The Department of Environment has already expressed support for initiatives to make iguana a food source. Fred Burton, the department’s terrestrial resources manager, previously told the Compass that targeting iguanas for food could help maintain pressure on the species once numbers start to come down.
One barrier to using the tens of thousands of iguanas currently being culled for food is the regulations governing preparation of culled animals for human consumption.
Export business Spinion, which has a food processing plant in George Town, can only accept live iguana, because the animals have to be culled on site to meet food safety standards.
The business is supplying processed green iguana to Tukka, as well as to the U.S. export market.
“I think the importance of the commercial side will really kick in once the DoE cull ends,” said Maria Yapelli, who runs the business.

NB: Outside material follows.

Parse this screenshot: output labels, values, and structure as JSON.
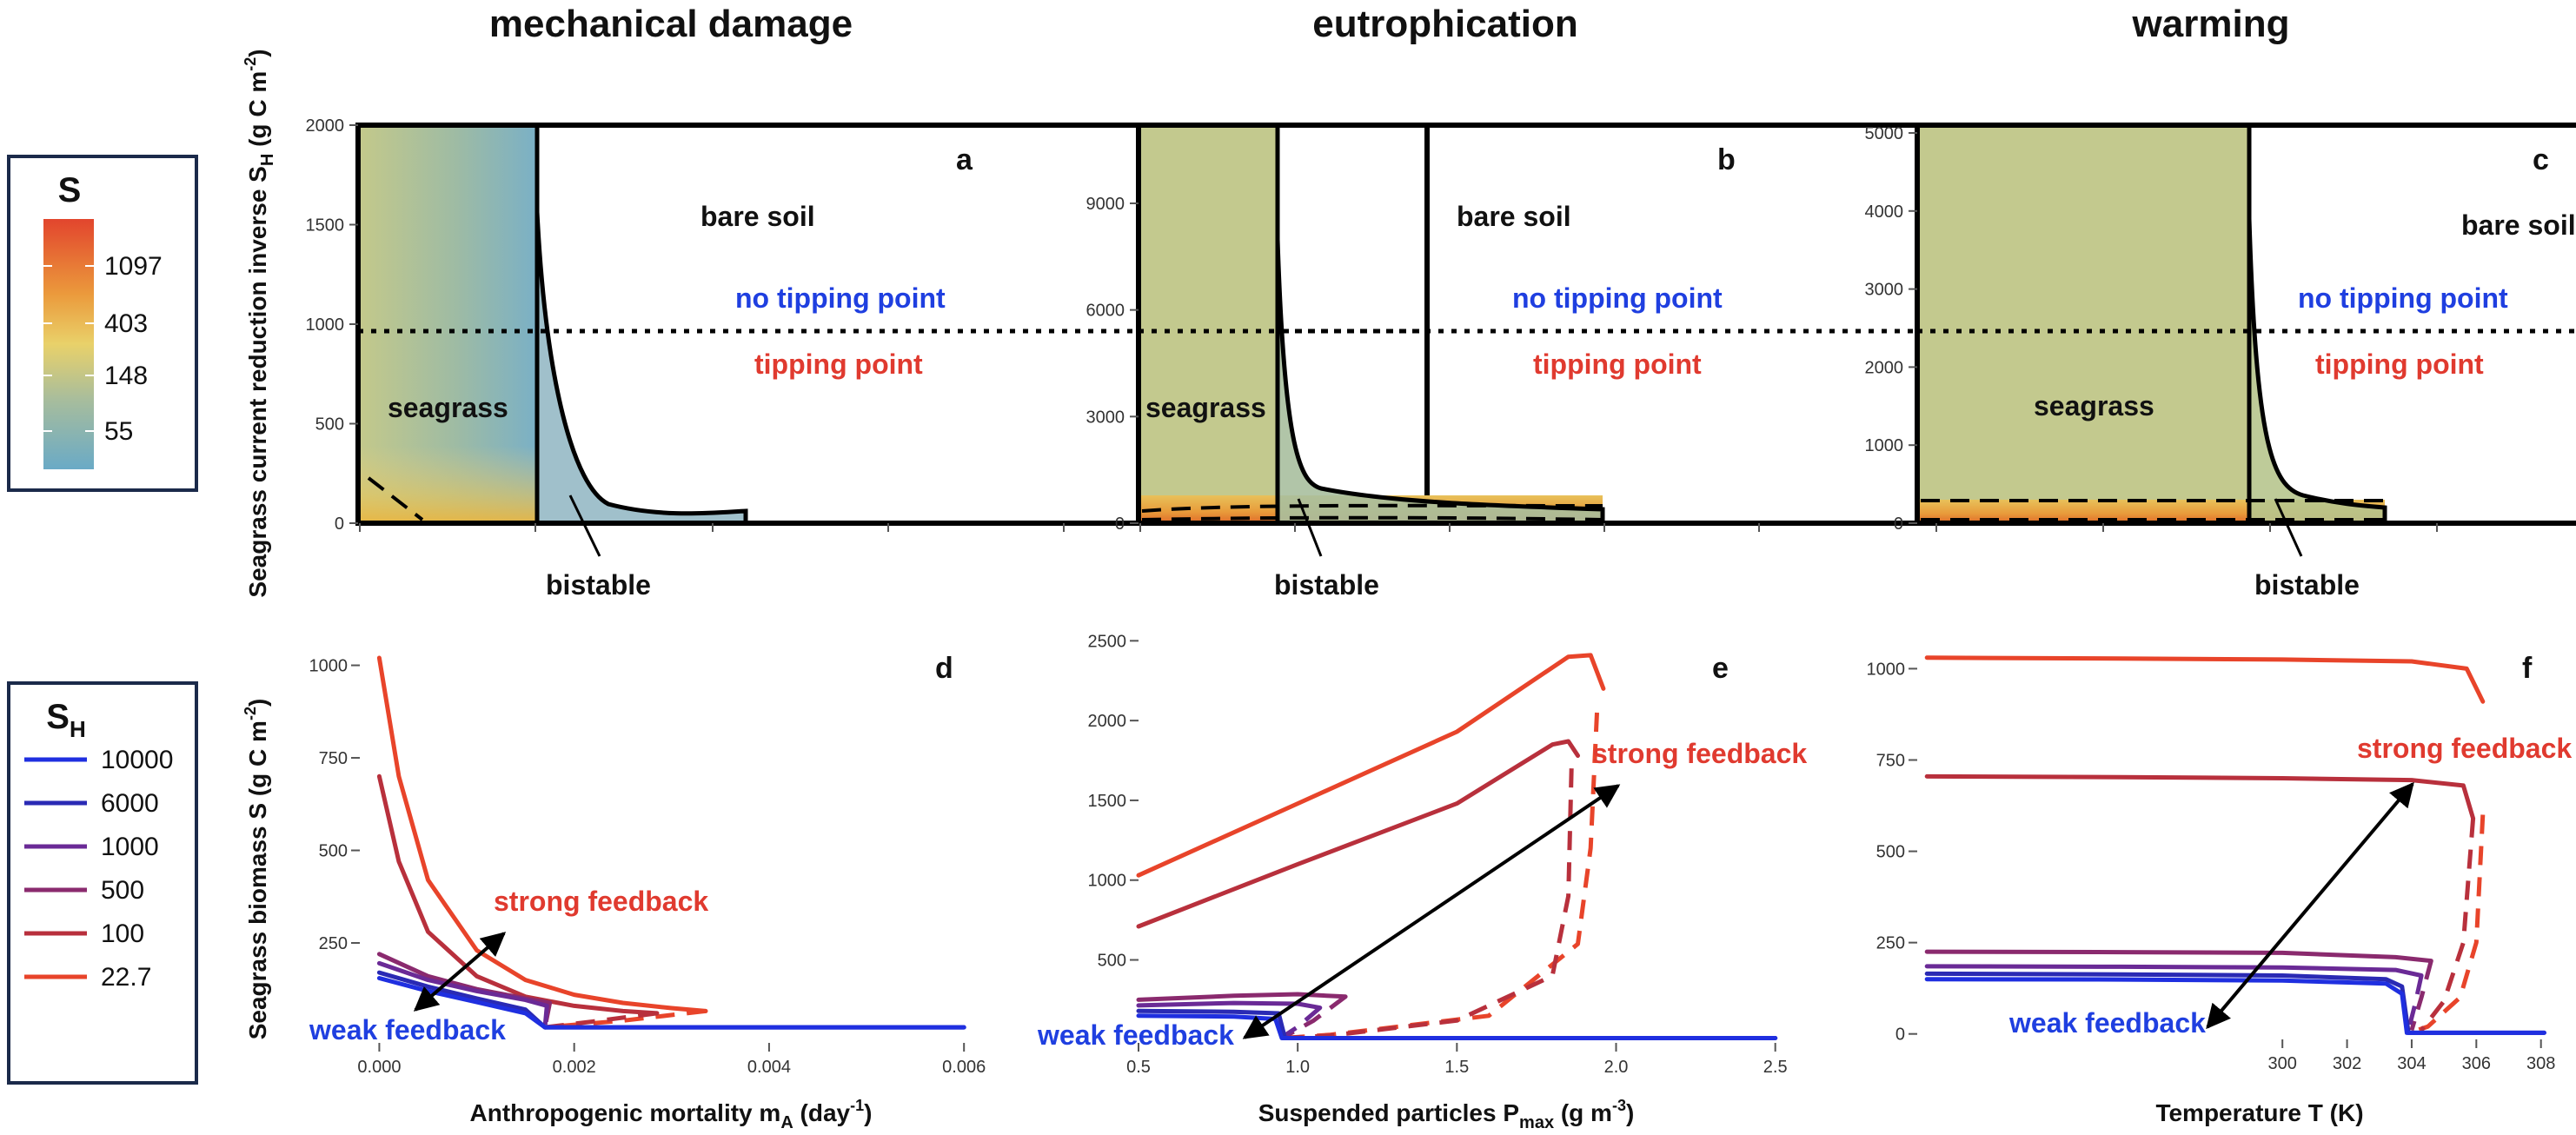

“I think what Tom is doing at Taste of Cayman will be really telling as far as creating a desire for iguana on the island. So far, it is just Tukka that is serving green iguana. It will be interesting to see if more restaurants start to do it.”
Ron Hargrave, who runs Tukka in East End, said the dish had proved popular among diners. He serves it as an appetizer platter, cooked three different ways. He is supportive of the government-sponsored cull but would like to see the culled animals put to better use.
“My take on this is, it is a shame that they are just dropping them in a pit,” he said. “It doesn’t seem respectful to the animal. It is a food source that could be used. It would be good to do something with them and not have them go to waste.”